Like the gameplay for instance. The battle system is really fun and cool to watch. The familiars are great and the spells look awesome. It just sucks that the AI completely blow and never do exactly what you want them to do. The worst case was when one of the AI members accidentally killed a Toko by casting a spell before I could tame it in time (I'd been trying to farm one for over 4 hours that day). That instance right there made me quit the game for three months after I bought it on launch day. Capturing familiars like Pokemon is cool. RNG isn't.
Voice acting follows the same principle. I felt that all of the characters had great VA's, EXCEPT for Oliver.
The pacing of the game felt this way too. At some points in the game, I felt really pumped to move onto the next dungeon or stage, but at other points the game was asking me to retread a lot of the same territory. This was especially prevalent in the errands. Things like the take/give heart sidequests got incredibly old towards the end.
I have never simultaneously loved and hated a game so much as Ni No Kuni. It's really strange. Still, I really hope that Studio Ghibli will do more collaborations with video game studios because the aesthetics in this game were fantastic.
3DS Friend Code: 5327 - 1004 - 6814 (Jin)
The shadar conclusion was what the game was building toward, and I actually value those fights leading up a lot more than the events that happen after his eventual defeat. Like you said, what happens after feels VERY filler-ish.
I liked the combat to an extent. After a while, getting interrupted with cutscenes just got infuriating. I just wanted to play the game and I'd get cutscene'd by an enemy 3 times in a row for pitiful damage.
I don't have as much of an issue with the RNG as most people seem to have here. I think it's because I never gave a crap about what I used. The game can be played without caring about your familiars. I used a lot of what you get throughout the story. If you do happen to care about that sort of thing--I get it would be a nightmare to force the game to give you what you want.

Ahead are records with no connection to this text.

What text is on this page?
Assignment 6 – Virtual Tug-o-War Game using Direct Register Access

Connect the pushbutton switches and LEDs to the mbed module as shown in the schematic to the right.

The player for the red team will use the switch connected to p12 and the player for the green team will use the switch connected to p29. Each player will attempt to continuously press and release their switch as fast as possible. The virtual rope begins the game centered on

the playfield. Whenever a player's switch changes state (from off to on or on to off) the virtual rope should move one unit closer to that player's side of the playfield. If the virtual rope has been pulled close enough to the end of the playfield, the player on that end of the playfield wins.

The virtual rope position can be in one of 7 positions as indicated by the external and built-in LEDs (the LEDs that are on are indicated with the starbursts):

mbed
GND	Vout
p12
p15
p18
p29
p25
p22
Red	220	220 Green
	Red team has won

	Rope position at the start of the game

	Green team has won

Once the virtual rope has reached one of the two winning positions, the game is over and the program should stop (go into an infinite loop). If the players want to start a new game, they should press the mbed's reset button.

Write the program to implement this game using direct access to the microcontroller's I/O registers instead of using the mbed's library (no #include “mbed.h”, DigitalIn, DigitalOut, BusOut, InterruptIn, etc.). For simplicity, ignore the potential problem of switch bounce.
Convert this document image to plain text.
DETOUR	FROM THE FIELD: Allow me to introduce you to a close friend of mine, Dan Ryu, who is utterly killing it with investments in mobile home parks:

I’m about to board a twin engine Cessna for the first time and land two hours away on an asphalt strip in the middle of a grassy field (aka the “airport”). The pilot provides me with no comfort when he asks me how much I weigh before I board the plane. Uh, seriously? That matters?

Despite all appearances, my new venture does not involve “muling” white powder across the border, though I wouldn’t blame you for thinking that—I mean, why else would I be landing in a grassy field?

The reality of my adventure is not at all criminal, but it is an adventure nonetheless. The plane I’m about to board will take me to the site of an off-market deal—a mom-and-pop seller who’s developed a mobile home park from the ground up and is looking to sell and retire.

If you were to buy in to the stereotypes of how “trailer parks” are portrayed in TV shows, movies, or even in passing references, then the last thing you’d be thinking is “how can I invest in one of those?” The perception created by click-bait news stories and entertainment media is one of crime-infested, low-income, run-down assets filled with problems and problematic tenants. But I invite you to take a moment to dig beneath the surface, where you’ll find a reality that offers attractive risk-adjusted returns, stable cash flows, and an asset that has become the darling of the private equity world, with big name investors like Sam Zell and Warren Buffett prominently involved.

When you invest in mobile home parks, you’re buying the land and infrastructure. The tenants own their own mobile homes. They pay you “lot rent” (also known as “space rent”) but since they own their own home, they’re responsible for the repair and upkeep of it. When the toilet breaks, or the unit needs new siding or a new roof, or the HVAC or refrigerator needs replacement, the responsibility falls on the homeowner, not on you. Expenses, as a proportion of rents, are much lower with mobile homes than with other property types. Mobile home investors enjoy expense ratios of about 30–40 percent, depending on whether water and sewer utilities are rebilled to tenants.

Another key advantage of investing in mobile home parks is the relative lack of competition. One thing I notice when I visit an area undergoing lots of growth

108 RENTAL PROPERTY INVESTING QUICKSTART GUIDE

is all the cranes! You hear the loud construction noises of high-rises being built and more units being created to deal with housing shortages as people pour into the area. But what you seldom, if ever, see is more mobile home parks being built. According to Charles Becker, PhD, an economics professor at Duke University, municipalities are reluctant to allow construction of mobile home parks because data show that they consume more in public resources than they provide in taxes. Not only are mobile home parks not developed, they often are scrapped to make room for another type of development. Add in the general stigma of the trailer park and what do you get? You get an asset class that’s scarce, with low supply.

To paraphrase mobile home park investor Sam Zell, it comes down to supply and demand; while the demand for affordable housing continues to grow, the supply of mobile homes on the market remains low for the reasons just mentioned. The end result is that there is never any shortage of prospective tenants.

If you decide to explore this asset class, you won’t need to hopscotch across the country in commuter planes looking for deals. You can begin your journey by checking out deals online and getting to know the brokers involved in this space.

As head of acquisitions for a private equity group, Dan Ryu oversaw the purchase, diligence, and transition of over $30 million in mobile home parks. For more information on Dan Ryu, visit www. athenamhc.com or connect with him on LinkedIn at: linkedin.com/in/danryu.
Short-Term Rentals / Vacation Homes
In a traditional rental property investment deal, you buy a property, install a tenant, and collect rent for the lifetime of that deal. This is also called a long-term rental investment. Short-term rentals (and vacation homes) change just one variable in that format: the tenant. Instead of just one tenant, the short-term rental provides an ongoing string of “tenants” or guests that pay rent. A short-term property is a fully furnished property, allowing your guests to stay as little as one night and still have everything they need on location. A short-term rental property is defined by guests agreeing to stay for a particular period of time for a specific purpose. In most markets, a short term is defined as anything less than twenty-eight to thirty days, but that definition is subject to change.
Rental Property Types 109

Yeah the AI was pretty bad. A deeper tactics menu(that could be set outside of battle) would've been a big help. Often it was easier to just let them stay dead and finish the fight alone. What's worse imo though is you can't switch Oliver out of the party and if you plan on catching familiars you can never have the brothers in the same party.
The pacing, I think was okay other than the part about the whole Give/take heart thing. Even worse was in the side quests when that same merchant couple gets brokenhearted over and over. How does Shadar have time for this? Another one that bugged me was that guy who kept losing his diary. It was funny the first few times, after a while I would just groan when I saw him.
As for the story....I actually enjoyed it and there were quite a few twists that took me by surprise. What disappointed me was the villains and the ending. The white witch and Shadar essentially had the same, reason for turning evil. They wanted to help humanity but failed and instead just made things worse so they fell into despair. The difference is that with Shadar, not only did his feel more genuine but there were consequences for his actions.
Sure, the first time the white witch used the manna spell she had no idea what it would do. Using it the second time she knew exactly what she was doing, quite a few people probably ended up dead, would've destroyed the world if Oliver didn't stop her and yet there are no consequences other then her deciding she's going to fill the castle with flowers. I'm not saying she had to die and I get that it's aimed at a younger audience, probably trying to teach them forgiveness but come on now.Then again, it could just be that I'm not fond of villains who SUDDENLY see the error of their ways.
The ending just felt lacking. Oliver is moving on. Okay that's great, we understood that from the conclusion with Shadar but what about everyone else?